Pierre Olivier, conseiller municipal de droite du 2e arrondissement,qui semble s’être pris de passion pour les vidéos courtes publiées sur Instagram et Tiktok, accompagné d’un homme dégarni en costume qui marchent face caméra dans un semblant de discussion qui se tient à l’hôtel de région. C’est la scène que publie sur Tiktok hier jeudi 23 octobre 2025, Pierre Olivier qui, de son meilleur jeu d’acteur-studio demande à son accompagnateur ce que fait la région pour lutter contre le « narcotrafic ». L’homme qui l’accompagne n’est autre que Renaud Pfeffer (élu Les Républicains, Divers-Droite et 8e vice-président de la région), co-auteur d’un rapport visant à mettre en place des brigades cynophiles (des chiens renifleurs) dans les lycées de la région. Cette petite opération de communication est bien calculée de la part du conseiller municipal du 2e, qui cherche tant bien que mal à trouver des points d’accroche à la région pour venir supporter ses critiques sécuritaires de la municipalité écolo (qui pourtant est une élève modèle de l’embauche de flics municipaux, cela va sans dire). Pierre Olivier avait par ailleurs rejoint début septembre la campagne d’Aulas, avec le plein soutien de Laurent Wauquiez.
La petite opération de propagande de l’élu se fonde sur le vote du rapport lors de l’assemblée plénière de la région le 16 octobre dernier, où Renaud Pfeffer a pu présenter fièrement son travail tout frais à l’ensemble des élu-es de la région.
« Garantir à nos lycéens un environnement d’apprentissage serein, loin des dealers et des drogues »

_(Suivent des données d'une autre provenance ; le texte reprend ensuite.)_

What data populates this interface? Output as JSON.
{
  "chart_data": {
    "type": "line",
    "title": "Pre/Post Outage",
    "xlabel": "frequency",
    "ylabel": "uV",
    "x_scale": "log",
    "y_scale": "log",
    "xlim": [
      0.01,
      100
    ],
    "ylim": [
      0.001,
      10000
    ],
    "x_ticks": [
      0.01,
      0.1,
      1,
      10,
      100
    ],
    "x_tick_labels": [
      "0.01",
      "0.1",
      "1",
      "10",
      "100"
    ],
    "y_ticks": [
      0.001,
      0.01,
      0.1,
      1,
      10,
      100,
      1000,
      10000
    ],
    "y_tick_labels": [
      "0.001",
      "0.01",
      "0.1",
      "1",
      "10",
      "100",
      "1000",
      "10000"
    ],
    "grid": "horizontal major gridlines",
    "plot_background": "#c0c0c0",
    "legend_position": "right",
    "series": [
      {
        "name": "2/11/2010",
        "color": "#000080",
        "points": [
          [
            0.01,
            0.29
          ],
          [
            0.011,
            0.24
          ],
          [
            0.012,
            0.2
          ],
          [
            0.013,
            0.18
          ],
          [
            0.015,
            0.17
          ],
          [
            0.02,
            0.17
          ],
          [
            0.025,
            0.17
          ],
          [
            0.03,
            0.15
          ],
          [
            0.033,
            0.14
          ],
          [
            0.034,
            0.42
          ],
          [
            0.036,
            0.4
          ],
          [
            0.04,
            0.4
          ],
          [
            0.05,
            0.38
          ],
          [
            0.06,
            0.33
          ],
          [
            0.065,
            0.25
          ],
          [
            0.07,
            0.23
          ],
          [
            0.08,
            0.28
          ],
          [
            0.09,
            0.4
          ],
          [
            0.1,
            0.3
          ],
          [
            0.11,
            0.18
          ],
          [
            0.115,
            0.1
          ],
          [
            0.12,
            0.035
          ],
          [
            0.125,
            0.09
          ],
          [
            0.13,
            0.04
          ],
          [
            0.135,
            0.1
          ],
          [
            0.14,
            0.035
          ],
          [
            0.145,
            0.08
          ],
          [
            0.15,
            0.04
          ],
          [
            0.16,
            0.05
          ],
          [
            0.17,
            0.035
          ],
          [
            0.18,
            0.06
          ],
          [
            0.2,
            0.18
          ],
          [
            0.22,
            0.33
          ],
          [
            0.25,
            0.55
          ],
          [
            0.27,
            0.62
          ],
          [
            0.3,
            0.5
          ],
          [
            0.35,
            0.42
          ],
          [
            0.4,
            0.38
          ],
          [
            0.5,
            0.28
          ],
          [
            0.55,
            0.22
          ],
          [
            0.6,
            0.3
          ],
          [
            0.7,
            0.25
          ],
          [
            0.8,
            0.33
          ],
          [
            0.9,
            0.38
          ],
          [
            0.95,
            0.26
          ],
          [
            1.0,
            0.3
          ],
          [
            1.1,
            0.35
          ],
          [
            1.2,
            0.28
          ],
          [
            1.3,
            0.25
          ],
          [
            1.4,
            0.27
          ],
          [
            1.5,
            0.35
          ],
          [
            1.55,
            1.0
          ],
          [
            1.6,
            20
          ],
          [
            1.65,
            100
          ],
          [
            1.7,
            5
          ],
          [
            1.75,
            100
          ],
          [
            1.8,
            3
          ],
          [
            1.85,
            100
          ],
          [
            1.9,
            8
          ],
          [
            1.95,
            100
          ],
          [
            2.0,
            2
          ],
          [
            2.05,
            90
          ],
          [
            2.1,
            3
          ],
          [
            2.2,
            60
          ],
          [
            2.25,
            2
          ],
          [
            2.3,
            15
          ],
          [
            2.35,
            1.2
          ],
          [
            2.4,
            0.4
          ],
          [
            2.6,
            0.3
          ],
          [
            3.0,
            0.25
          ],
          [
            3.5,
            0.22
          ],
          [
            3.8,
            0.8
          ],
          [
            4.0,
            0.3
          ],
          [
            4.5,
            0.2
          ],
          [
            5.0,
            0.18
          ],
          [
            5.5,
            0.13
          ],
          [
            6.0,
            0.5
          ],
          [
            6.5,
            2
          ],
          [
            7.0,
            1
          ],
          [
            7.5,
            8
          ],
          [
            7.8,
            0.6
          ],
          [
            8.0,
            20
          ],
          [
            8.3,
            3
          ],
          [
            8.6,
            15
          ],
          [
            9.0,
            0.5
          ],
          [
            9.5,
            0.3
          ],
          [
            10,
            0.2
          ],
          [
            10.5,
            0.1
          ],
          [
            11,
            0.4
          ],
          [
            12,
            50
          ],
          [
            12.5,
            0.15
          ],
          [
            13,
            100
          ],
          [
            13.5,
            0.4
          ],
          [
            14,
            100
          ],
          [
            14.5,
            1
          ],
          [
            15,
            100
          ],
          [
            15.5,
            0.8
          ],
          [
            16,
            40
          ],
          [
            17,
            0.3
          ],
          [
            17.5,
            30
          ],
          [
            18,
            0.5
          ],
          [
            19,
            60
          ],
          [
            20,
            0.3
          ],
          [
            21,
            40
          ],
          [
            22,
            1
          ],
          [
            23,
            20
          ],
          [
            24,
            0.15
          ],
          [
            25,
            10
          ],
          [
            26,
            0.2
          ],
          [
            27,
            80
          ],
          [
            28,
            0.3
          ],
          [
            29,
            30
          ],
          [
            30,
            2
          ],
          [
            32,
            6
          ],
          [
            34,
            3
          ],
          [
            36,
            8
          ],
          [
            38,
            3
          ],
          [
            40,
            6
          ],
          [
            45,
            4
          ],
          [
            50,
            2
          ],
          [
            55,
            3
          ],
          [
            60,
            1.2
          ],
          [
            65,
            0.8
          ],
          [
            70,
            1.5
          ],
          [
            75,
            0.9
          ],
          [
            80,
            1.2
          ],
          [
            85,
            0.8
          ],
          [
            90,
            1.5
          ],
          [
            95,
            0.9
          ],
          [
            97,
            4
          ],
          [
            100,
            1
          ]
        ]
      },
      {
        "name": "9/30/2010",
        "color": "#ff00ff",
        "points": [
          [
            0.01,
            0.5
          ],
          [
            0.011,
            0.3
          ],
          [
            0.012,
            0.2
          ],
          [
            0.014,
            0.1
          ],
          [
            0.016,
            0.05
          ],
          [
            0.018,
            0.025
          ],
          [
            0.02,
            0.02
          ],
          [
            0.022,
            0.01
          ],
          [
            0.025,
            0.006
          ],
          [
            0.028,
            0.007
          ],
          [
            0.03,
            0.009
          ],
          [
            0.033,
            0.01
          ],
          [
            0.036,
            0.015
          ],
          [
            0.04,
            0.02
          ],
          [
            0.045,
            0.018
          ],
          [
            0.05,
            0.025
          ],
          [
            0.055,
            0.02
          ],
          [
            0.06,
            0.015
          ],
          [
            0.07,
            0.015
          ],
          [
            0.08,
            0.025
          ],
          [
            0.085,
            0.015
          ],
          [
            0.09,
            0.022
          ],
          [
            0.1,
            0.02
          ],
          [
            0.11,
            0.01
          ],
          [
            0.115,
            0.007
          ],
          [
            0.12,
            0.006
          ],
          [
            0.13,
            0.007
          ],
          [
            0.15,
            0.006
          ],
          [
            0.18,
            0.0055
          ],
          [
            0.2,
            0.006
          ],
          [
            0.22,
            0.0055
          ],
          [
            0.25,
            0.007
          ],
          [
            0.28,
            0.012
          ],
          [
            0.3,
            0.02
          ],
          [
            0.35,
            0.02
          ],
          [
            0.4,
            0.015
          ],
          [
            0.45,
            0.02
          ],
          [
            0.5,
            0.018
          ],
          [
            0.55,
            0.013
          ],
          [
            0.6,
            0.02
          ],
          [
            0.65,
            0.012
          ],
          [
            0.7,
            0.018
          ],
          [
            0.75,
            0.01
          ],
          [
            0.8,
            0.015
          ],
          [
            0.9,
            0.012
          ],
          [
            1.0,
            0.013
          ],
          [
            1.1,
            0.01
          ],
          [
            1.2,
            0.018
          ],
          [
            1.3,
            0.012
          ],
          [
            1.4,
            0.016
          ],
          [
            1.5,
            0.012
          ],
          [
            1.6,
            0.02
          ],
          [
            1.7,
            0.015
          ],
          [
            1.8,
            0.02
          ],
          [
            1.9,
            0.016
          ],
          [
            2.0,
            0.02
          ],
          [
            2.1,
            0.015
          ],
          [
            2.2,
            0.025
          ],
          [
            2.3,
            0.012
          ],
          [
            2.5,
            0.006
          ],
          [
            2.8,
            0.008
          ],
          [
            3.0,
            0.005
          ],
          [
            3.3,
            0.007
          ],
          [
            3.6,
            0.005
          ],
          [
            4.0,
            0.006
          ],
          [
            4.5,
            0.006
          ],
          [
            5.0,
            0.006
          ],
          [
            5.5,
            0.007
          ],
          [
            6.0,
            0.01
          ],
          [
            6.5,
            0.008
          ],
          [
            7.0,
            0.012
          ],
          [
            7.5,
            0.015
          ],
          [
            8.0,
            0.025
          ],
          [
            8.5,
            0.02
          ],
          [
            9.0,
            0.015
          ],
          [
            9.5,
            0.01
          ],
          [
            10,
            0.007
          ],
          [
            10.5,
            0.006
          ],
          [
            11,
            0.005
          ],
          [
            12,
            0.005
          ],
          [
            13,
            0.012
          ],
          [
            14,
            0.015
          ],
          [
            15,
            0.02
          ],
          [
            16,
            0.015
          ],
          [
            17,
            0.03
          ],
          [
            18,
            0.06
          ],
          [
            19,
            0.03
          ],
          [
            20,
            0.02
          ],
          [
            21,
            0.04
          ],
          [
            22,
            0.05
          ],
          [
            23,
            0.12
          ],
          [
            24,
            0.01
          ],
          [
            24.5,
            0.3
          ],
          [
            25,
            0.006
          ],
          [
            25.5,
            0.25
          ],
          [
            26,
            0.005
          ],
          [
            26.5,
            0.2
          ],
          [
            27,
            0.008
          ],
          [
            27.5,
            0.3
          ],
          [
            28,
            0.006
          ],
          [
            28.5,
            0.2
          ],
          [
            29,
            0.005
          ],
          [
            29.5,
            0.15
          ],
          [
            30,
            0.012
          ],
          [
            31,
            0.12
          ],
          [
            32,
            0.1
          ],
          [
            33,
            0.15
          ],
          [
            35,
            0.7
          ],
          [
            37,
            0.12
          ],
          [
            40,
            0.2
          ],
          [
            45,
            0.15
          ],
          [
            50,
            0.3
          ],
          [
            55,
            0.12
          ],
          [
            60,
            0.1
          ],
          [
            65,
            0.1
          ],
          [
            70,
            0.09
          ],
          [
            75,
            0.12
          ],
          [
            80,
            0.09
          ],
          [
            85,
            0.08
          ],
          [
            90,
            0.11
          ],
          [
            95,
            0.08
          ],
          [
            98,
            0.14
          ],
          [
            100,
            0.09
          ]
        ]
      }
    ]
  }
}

L’expérimentation proposée par Pfeffer et ses sbires est une continuation de la politique de « sécurisation des lycées » par la région, selon ses propres mots. 102 000 000 d’euros dépensés depuis 2016 à l’installation de caméras, de portiques et enfin l’expérimentation de scanners de métaux à l’entrée d’un bahut de Lyon le 1er septembre 2025 plutôt que dans la rénovation énergétique des bâtiments, dans des projets culturels, dans des transports gratuits ou tout autre chose finalement bien plus utiles à des lycéen-nes.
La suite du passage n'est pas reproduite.